One area where such an opportunity is already apparent is financial reform. Today’s historically low interest rates should encourage long-term investment, as they lower the current cost of capital. But new financial regulatory frameworks – such as Basel III, which aims to reduce risk in the banking sector, and Solvency II, the European Union’s equivalent for insurance companies – are inadvertently discouraging such investment. This undermines both short-term efforts to boost employment and the long-term objective of sustainable growth.
It does not have to be this way. As the UN Environment Programme emphasized in a briefing at the World Economic Forum in Davos, saving the financial sector from itself can accelerate the transition to sustainable development. For example, effective risk management and longer-term policy objectives would be better aligned if regulators reduced capital requirements for banks that extend loans for climate-resilient and environmentally friendly investments. Similarly, central banks’ inflated balance sheets – the result of short-term crisis-response measures – could, through refinancing arrangements, be used to boost green investment. Further quantitative easing, such as by the European Central Bank, could be directed toward greener asset-backed securities.
Even perverse signals can be mitigated and leveraged. Instead of allowing low oil prices to encourage consumption, governments could take the opportunity to impose a small, politically acceptable energy or carbon-equivalent tax – an approach advocated by many economists and development specialists, including Jeffrey Sachs, Lawrence Summers, and Kemal Derviş. Such a tax would not only sustain the price signals needed to steer societies onto a more sustainable energy path; it would also provide revenues that could be channeled toward employment creation and long-term green investments, thereby leveraging private capital.
Likewise, central banks’ macro-prudential activities, which evolved largely in response to the global financial crisis, could focus on longer-term risks to the financial sector, including the cumulative impact of climate change, environmental policies, and disruptive clean technologies. Bank of England Governor Mark Carney has taken the lead in initiating a prudential review of the impact of climate change on the United Kingdom’s insurance sector. Other institutions – including multilateral bodies like the Bank of International Settlements, the Financial Stability Board, and the G-20 – should follow suit.
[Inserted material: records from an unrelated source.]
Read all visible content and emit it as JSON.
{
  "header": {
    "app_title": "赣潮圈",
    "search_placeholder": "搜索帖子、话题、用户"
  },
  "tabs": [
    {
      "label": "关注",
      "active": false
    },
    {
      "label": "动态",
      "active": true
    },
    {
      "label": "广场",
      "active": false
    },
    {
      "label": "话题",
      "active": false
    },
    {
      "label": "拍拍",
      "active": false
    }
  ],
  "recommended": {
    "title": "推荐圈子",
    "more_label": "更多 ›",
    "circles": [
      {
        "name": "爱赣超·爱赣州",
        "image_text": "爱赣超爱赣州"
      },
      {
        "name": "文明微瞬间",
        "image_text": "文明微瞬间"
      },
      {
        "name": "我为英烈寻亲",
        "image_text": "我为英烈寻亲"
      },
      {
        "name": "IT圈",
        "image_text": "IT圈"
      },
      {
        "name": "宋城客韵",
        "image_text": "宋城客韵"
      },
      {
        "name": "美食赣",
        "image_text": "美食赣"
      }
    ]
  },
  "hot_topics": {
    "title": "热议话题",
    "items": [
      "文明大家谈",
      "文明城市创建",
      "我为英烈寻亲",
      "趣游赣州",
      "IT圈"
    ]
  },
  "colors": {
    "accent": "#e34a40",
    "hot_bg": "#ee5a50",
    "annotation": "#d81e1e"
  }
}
What the world needs now are leaders who are willing to bridge the gap between daunting short-term demands and desirable long-term outcomes. Instead of remaining preoccupied with the present, world leaders should view 2015 as an opportunity to ensure that today’s disruptive crises provide the foundation for tomorrow’s sustainable prosperity.
Simon Zadek is Co-Director of the UNEP Inquiry into the Design of a Sustainable Financial System, a visiting scholar at Tsinghua School of Economics and Management, and a senior fellow at the Global Green Growth Institute and the International Institute for Sustainable Development.